On your right, Jedlik Ányos Street opens as a straight stone-paved lane between pale baroque façades, with enclosed corner balconies marking the entrance.
This is one of those places where a city stops posing and simply keeps going. Jedlik Ányos Street links the western side of Dunakapu Square to the northwestern corner of Széchenyi Square, and today it works as a pedestrian street lined with shops, restaurants, and a long, orderly row of baroque homes. It feels settled... because it is.
Its present name is younger than the buildings. For a long time this was Felső-Duna Street, Upper Danube Street. Then, on the seventeenth of January, nineteen oh one, Győr’s city assembly renamed it for Jedlik Ányos, honoring a modern scientific mind by writing his name into a much older street plan. It is a neat local habit: keep the old walls, add a new layer of memory.

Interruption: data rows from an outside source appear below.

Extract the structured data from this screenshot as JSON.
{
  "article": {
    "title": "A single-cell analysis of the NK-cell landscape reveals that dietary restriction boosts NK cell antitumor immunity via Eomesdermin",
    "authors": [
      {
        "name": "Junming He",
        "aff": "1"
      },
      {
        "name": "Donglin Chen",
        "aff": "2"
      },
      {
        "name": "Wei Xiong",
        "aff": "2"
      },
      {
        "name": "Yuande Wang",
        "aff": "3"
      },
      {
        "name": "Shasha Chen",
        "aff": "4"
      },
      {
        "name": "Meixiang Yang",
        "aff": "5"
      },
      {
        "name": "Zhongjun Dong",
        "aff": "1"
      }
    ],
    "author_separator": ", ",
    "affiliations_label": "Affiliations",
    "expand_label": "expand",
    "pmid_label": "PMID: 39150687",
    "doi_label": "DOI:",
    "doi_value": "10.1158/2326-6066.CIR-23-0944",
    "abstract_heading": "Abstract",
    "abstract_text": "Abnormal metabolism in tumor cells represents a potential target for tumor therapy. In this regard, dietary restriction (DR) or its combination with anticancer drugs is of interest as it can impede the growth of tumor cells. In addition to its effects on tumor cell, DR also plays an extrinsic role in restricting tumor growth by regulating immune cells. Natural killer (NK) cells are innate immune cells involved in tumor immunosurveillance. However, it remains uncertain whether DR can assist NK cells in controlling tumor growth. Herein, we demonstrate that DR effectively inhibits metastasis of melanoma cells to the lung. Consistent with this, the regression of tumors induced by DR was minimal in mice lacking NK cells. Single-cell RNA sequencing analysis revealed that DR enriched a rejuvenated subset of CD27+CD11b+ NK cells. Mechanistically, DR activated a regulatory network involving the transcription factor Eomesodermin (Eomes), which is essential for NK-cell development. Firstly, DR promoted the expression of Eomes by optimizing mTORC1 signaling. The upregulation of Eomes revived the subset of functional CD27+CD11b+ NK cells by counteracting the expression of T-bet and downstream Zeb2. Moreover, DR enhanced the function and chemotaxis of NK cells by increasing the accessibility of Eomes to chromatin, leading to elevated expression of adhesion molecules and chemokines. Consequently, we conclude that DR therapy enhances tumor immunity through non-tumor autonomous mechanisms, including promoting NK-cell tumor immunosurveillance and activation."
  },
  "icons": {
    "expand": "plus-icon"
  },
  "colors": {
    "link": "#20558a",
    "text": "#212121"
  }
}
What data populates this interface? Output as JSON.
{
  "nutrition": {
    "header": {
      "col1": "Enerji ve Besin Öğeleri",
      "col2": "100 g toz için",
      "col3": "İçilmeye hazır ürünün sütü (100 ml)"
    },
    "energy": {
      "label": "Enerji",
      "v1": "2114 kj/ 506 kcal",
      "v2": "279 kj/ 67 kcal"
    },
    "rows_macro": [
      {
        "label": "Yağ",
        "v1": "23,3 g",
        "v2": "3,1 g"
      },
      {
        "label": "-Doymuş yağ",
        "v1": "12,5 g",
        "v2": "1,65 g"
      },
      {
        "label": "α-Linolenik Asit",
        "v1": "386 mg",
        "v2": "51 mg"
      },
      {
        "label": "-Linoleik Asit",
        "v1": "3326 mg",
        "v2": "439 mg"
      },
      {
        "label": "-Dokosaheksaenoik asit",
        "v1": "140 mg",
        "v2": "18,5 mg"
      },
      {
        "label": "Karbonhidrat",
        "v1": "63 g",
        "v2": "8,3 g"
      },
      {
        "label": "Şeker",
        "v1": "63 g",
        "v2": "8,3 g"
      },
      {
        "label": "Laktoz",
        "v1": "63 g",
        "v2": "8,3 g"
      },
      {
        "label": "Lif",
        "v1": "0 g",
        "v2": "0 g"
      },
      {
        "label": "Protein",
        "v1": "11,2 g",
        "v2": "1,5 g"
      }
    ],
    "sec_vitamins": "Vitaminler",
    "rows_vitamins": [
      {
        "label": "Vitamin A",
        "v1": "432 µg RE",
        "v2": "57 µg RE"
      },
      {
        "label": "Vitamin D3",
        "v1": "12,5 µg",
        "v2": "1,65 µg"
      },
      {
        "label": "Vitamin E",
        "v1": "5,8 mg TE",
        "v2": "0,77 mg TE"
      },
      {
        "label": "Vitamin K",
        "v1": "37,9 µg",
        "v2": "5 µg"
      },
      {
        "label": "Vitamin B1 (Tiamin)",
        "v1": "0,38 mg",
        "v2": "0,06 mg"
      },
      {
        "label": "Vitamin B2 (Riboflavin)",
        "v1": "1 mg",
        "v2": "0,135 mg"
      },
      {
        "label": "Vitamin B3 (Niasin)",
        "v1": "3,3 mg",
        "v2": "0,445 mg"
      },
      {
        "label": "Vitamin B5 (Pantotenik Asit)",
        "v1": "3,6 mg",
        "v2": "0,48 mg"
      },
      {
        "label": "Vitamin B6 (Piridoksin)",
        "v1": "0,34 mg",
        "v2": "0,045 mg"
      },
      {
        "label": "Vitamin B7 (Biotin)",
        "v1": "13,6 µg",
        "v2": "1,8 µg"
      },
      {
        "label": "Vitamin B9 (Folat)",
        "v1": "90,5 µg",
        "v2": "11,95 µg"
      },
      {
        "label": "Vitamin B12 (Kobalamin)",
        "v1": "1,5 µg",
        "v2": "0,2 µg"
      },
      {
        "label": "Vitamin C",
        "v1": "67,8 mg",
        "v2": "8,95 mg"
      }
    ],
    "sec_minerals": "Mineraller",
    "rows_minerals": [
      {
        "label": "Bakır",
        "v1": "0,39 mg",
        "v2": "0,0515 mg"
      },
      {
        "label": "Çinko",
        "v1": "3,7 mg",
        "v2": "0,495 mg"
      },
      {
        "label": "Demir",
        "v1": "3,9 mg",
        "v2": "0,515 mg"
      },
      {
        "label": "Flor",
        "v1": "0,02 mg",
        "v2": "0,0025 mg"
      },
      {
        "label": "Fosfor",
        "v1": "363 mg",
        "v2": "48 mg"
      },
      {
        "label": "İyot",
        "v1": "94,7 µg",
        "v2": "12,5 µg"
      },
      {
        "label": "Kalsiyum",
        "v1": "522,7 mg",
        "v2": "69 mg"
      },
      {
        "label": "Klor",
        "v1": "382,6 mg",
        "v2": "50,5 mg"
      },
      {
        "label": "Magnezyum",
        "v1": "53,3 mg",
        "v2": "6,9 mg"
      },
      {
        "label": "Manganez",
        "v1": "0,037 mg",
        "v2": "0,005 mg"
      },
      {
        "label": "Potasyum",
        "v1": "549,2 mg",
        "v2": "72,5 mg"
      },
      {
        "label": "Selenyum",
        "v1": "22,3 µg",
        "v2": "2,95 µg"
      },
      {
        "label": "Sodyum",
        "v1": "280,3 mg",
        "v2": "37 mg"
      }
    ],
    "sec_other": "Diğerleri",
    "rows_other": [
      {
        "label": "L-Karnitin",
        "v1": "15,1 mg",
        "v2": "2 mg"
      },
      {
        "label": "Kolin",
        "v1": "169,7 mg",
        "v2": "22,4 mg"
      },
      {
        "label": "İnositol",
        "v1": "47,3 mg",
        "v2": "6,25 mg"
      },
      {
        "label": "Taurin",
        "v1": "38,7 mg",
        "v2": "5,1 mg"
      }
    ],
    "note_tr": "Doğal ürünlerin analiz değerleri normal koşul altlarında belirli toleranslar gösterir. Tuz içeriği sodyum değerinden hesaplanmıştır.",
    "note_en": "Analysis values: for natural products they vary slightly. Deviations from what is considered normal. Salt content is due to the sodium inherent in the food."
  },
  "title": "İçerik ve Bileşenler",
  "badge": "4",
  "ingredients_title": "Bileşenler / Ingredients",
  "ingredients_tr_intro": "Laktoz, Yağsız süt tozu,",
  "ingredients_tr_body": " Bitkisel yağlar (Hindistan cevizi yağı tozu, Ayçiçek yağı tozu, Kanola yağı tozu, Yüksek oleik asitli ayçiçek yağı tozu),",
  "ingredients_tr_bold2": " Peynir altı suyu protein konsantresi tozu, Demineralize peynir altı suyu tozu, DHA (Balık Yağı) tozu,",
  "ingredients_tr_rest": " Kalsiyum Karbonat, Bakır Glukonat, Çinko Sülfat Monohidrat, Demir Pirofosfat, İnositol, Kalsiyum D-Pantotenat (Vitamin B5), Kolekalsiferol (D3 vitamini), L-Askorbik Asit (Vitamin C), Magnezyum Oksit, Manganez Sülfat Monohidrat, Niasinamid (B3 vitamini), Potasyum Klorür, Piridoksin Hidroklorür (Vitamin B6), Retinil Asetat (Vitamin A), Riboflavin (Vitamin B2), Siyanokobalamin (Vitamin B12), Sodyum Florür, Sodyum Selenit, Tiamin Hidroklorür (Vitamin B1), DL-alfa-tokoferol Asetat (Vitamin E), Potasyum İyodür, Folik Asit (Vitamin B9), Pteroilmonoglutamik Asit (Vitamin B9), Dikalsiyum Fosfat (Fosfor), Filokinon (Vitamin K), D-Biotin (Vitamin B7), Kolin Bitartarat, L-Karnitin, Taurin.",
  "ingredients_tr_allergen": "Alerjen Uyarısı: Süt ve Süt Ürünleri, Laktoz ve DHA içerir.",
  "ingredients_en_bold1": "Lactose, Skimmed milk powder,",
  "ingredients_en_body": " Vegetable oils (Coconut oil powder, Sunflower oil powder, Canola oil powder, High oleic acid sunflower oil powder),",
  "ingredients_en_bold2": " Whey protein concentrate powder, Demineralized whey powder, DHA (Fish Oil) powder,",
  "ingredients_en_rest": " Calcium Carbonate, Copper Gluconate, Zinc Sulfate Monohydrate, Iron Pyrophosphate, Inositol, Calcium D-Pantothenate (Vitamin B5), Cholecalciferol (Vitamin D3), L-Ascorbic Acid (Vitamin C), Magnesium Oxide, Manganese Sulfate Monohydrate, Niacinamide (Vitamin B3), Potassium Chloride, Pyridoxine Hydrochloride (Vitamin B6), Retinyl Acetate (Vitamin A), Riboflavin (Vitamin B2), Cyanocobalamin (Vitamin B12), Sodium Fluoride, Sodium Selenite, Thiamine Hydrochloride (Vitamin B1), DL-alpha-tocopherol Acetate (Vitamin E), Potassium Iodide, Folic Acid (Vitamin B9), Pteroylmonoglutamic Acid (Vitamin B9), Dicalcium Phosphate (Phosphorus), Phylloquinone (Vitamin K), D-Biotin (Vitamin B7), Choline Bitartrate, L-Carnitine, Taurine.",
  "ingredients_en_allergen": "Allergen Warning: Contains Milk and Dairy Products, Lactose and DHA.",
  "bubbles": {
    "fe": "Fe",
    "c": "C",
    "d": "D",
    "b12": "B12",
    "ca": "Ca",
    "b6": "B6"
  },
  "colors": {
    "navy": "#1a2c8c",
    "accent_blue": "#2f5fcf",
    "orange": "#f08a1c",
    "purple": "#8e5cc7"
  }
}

And the walls here really do carry continuity. The corner plot at Dunakapu belonged to the widow of Tamás Mészáros in sixteen seventeen, and Simon Radics held it in seventeen oh three. That means long before the current name, long before the paving and café life, people were already buying, inheriting, and arguing over the same urban ground. Cities are less about sudden change than stubborn address books.
If you glance at the image on your screen, you can see how the street forms a baroque corridor between the two squares, held together by a steady rhythm of façades. One of the finest survivors is number nine, the street’s most valuable historic house. Its present front came together in the late eighteenth century when builders merged two older baroque houses, and one of its enclosed balconies still carries the date sixteen ninety-two carved into the stone. Nearby, number ten keeps an eighteen twenty-three date above a red marble-framed gate.

A short way along lies little Gutenberg Square, where the Ark monument stands at the center of a story Győr never forgot: in seventeen twenty-nine, guards spotted a disguised deserter in a religious procession, grabbed him, and in the scuffle knocked the sacred vessel from a priest’s hands. King Charles the Third answered the outrage by ordering the monument in seventeen thirty-one. So even here, on an ordinary walking street, devotion, authority, and public memory meet in the middle.
The city renewed this street in twenty eleven and twenty twelve for one hundred and seventy-four million forints... then some of the new stones cracked because the joints were too tight. Baroque dignity, modern engineering, same old human margin for error.
Like the Apátúr-ház, this street shows how names and uses shift while the frame endures. Now it also serves as one of Győr’s north-south cycling routes toward Kossuth Bridge. That’s our next stop, about a three-minute walk away, where the city trades street names for something even plainer and more essential: connection.